ACE ‘08 X-Doc Coref Bakeoff

by

The ACE ’08 site is up. In addition to the schedule, you’ll want to check out the evaluation plan.

Anyone can play, but there’s a gag order on any result comparisons and the data’s strictly proprietary (from LDC).

The evaluation plan is particularly interesting as a case study in specifying an ontology and tagging standard for a complicated problem. If you’ve never thought about something like this, I’d recommend it highly. Don’t spend too much time worrying about their evaluation metrics.

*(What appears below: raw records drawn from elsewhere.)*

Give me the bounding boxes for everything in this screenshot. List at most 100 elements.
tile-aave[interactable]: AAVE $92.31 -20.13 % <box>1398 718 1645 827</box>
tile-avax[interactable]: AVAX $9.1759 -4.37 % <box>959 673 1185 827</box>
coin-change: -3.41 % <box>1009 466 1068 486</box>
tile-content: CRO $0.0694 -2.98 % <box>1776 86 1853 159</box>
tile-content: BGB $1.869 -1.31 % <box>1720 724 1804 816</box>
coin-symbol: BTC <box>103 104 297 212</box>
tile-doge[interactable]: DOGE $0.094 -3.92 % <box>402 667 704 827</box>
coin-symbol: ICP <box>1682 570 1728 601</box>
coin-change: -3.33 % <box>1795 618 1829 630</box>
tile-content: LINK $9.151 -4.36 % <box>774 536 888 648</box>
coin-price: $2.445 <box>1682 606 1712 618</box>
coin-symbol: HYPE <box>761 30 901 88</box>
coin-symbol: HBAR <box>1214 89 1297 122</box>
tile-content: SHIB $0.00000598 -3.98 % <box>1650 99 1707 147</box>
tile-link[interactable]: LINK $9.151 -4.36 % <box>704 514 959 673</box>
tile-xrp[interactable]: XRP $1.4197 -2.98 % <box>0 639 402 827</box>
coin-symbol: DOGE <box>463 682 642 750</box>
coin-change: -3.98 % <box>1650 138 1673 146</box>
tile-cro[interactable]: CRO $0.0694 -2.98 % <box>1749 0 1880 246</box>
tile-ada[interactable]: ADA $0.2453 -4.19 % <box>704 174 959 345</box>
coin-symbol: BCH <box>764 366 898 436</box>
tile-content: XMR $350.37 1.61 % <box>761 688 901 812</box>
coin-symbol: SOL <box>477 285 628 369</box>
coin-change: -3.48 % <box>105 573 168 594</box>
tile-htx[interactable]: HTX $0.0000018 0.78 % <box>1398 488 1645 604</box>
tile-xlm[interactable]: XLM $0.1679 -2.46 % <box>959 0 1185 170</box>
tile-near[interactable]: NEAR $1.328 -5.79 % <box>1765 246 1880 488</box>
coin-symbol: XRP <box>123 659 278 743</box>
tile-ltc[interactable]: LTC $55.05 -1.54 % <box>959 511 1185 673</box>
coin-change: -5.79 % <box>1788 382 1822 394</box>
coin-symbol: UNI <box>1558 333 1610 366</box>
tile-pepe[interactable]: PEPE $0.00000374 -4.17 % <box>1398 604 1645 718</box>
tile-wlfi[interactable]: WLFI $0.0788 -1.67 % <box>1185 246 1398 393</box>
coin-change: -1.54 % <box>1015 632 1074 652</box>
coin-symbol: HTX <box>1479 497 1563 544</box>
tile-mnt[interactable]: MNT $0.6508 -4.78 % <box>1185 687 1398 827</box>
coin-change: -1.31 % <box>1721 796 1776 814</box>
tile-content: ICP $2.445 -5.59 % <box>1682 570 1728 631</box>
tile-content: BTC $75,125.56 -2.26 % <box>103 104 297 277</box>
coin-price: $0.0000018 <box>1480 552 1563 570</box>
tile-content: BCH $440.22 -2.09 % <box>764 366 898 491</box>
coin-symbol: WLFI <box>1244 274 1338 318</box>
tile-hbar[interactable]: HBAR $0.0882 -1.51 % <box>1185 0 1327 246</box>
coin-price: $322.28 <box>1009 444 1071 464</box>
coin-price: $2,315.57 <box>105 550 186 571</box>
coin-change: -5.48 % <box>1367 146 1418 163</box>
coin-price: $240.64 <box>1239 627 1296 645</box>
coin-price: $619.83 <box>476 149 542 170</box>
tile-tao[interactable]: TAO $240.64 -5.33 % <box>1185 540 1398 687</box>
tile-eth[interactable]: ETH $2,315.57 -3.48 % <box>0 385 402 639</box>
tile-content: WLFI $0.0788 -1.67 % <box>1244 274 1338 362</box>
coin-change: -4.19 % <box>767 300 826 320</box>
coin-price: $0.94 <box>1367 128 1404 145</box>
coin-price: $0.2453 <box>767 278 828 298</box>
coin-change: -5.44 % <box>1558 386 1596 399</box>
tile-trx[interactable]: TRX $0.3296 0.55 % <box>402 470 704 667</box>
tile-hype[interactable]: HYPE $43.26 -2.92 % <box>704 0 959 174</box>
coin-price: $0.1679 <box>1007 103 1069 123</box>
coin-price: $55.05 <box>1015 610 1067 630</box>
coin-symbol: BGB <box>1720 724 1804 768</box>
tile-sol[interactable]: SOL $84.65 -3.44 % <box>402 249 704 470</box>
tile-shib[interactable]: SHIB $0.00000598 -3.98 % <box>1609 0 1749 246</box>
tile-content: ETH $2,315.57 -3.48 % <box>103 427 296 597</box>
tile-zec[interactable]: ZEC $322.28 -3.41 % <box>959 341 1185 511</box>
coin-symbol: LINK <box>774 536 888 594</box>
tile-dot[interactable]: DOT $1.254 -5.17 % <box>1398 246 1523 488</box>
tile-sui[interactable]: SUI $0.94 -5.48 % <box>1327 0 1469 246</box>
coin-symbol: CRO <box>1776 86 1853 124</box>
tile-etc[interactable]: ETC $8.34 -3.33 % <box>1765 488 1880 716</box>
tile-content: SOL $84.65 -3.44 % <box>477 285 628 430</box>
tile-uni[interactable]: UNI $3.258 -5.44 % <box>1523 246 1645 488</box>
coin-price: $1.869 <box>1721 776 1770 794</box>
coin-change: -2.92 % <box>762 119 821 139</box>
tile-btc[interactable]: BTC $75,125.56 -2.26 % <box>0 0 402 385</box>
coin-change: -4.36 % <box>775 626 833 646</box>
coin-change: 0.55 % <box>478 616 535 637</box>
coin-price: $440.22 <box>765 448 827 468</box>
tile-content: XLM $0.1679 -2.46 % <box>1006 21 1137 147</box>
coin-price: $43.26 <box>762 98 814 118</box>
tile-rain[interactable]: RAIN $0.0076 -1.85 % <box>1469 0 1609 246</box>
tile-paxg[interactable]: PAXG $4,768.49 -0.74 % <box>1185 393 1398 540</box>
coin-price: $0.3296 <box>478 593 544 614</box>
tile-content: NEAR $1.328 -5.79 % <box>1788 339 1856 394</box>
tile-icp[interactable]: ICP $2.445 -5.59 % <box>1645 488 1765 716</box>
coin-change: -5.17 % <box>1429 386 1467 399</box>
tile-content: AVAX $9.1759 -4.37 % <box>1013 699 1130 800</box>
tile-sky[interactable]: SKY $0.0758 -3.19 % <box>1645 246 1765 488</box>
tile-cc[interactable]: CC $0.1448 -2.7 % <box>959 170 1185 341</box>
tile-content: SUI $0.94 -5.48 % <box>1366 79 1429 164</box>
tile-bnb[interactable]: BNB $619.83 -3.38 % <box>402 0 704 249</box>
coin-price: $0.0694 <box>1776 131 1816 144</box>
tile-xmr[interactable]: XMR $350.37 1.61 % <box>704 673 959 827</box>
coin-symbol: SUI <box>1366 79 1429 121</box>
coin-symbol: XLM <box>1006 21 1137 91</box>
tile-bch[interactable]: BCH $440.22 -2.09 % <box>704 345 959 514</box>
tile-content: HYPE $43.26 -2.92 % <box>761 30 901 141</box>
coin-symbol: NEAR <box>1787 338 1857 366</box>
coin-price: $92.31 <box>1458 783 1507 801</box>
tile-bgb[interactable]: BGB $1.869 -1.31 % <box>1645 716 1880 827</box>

One interesting note: they’ll be using Breck Baldwin’s and Amit Bagga’s B-Cubed measure for cross-document coreference scoring. I still like relational scoring myself, especially as it allows for uncertainty on coreference to be “integrated out”. But I’ve never been able to convince anyone else about its usefulness.

We (Alias-i) probably won’t have time to participate. Our research energy’s going to be mostly directed toward our NIH grant, which itself has a cross-document coreference and entity extraction component, but one focused on high recall and database linkage rather than first-best clustering.

If I had my research druthers and decided to take on this problem, I’d focus on Dirichlet process clusterers. In particular, I’d like to see a truly Bayesian version of something like Haghighi and Klein (2007) that used posterior sampling. Even more fun would be to integrate (pun intended) with a Bayesian tagger, like the one described in Finkel et al. (2005). In fact, it looks like Finkel et al. (2006) are already thinking along these lines in other arenas.

I’ve been fascinating with cascading processing, and in particular on-line disambiguation, ever since grad school, where I was encouraged in this pursuit by Mark Steedman (who knew computational linguists had Wikipedia entries?). Online processing and disparate information integration for disambiguation was even the subect of my job talk at Carnegie Mellon way back in 1989. It was what I was working on at the end of my time at Bell Labs, which spun out into my last ACL publication, Collins et al. (2004).